효율성이 높고 라벨이 필요 없는 Google 팀은 AI를 사용하여 임상 데이터를 마이닝하고 유전자 발견 및 질병 예측을 개선하며 Nature 하위 저널에 게재됩니다.

WBOYWBOYWBOYWBOYWBOYWBOYWBOYWBOYWBOYWBOYWBOYWBOYWB원래의: 2024-07-19 21:45:12551검색

Editor | ScienceAI

현대 의료 시스템은 폐 기능 맵, 광용적맥파(PPG), 심전도(ECG) 기록, CT 스캔, MRI 영상과 같은 대량의 고차원 임상 데이터(HDCD)를 생성합니다. 데이터는 단일 이진수 또는 연속 숫자로 요약될 수 없습니다.

게놈과 HDCD 사이의 연관성을 이해하는 것은 질병에 대한 이해를 향상시킬 뿐만 아니라 질병 치료법 개발에도 중요합니다.

최근 Google Research의 유전체학 팀은 HDCD를 사용하여 질병과 생물학적 특성을 특성화하는 데 진전을 이루었습니다.

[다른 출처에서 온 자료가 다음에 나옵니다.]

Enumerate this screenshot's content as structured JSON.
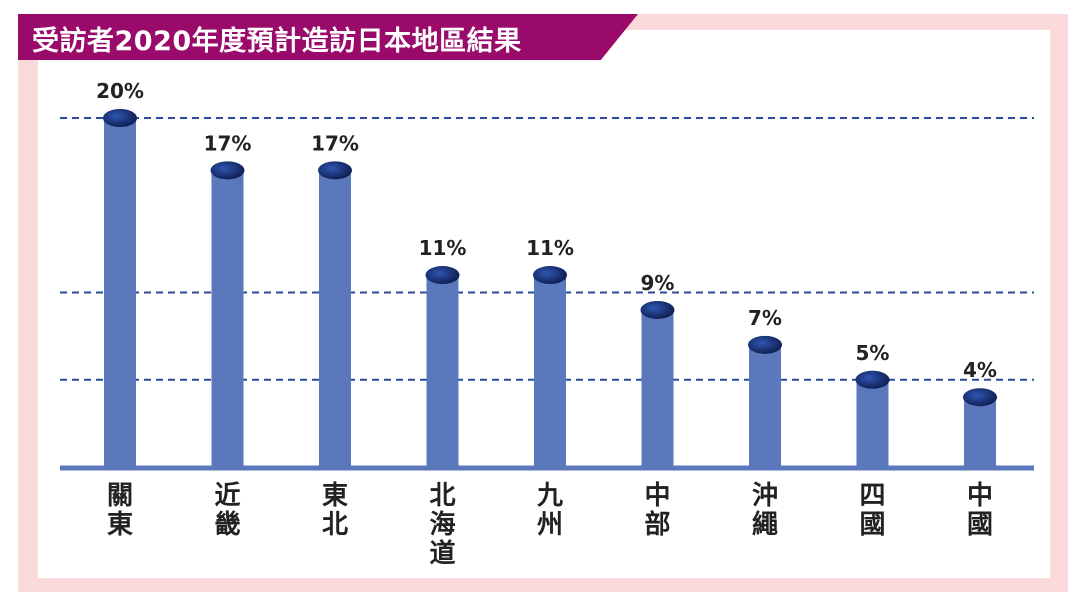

연구팀은 유전자 변이와 HDCD 사이의 연관성을 발견하기 위해 비지도 딥러닝 모델인 REGLE(Representation Learning for Low-Dimensional Embedding Gene Discovery)을 제안했습니다.

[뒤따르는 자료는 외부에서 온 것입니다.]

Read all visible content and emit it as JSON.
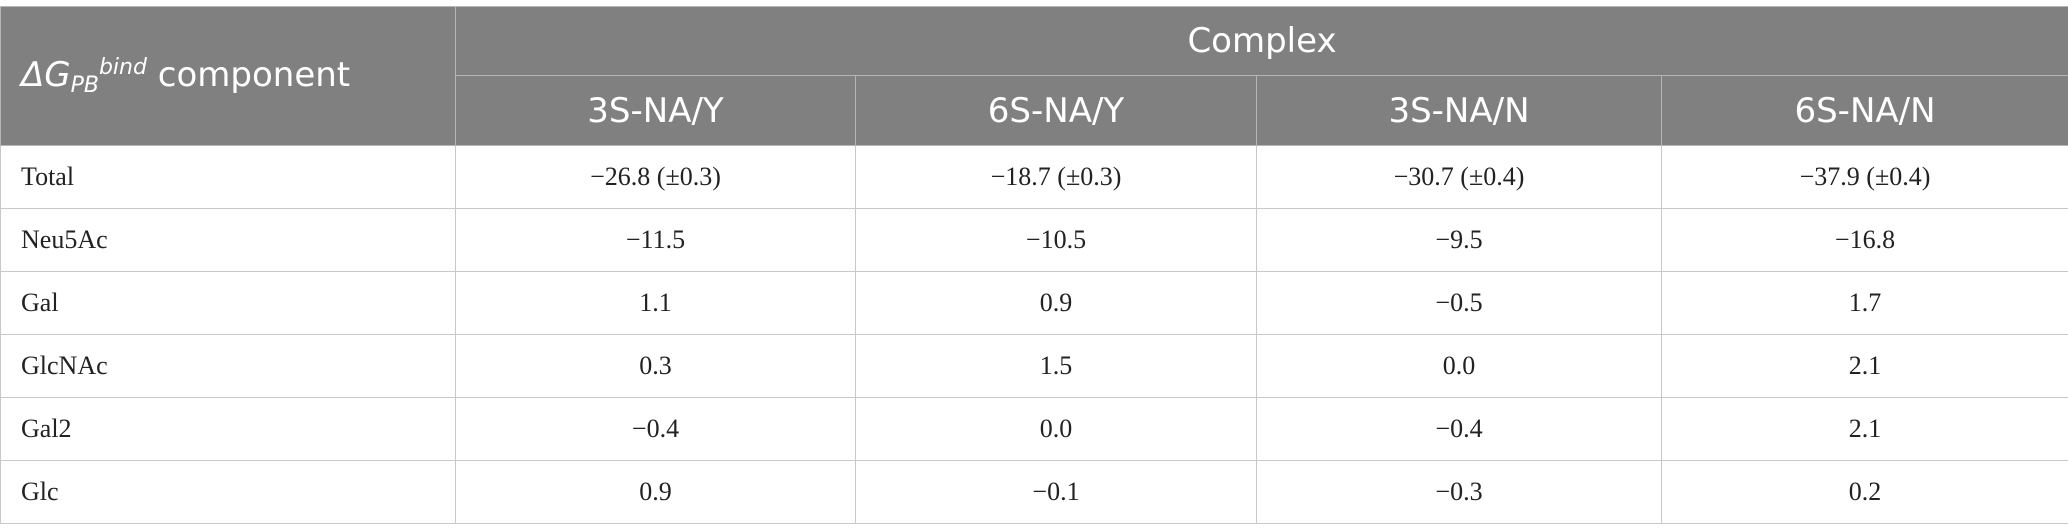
{
  "header": {
    "corner": {
      "symbol": "ΔG",
      "subscript": "PB",
      "superscript": "bind",
      "text": "component"
    },
    "group": "Complex",
    "columns": [
      "3S-NA/Y",
      "6S-NA/Y",
      "3S-NA/N",
      "6S-NA/N"
    ]
  },
  "table": {
    "rows": [
      [
        "Total",
        "−26.8 (±0.3)",
        "−18.7 (±0.3)",
        "−30.7 (±0.4)",
        "−37.9 (±0.4)"
      ],
      [
        "Neu5Ac",
        "−11.5",
        "−10.5",
        "−9.5",
        "−16.8"
      ],
      [
        "Gal",
        "1.1",
        "0.9",
        "−0.5",
        "1.7"
      ],
      [
        "GlcNAc",
        "0.3",
        "1.5",
        "0.0",
        "2.1"
      ],
      [
        "Gal2",
        "−0.4",
        "0.0",
        "−0.4",
        "2.1"
      ],
      [
        "Glc",
        "0.9",
        "−0.1",
        "−0.3",
        "0.2"
      ]
    ]
  }
}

REGLE은 새로운 유전자 발견 방법으로 고차원 임상 데이터에 숨겨진 정보를 활용할 수 있고, 계산적으로 효율적이며, 질병 라벨이 필요하지 않으며, 전문가가 정의한 지식의 정보를 통합할 수 있습니다.

전반적으로 REGLE에는 기존 전문가가 정의한 시그니처로 포착한 것 이상의 임상적으로 관련 있는 정보가 포함되어 있어 유전자 발견 및 질병 예측이 향상됩니다.

관련 연구는 "고차원 임상 데이터에 대한 비지도 표현 학습이 게놈 발견 및 예측을 향상시킵니다"라는 제목으로 "Nature Genetics"에 7월 8일 게재되었습니다.

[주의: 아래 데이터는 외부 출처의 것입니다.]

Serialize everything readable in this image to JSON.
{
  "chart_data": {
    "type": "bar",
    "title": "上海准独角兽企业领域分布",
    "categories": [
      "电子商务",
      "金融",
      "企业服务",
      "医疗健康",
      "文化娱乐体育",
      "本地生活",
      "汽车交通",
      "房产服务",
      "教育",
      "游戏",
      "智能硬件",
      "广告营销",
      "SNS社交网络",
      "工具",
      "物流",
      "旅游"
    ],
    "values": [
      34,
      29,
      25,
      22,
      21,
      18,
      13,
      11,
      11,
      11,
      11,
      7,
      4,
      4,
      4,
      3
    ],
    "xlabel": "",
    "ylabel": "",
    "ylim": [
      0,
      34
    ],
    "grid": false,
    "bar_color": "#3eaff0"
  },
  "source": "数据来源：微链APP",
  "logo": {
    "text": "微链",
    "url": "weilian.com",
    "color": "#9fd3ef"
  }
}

논문 링크: https://www.nature.com/articles/s41588-024-01831-6

HDCD에 숨겨진 정보를 밝히다

유전자와 HDCDA의 연관성 연구 간단한 접근 방식은 각 데이터 좌표에 대해 GWAS를 수행하는 것입니다. 예를 들어 의료 이미지의 각 픽셀 값 변화를 연구할 수 있습니다. 이 접근 방식은 계산 비용이 많이 들고 인접한 좌표 간의 높은 상관 관계와 큰 다중 테스트 부담으로 인해 중요한 연관성을 감지하는 데 성능이 낮습니다.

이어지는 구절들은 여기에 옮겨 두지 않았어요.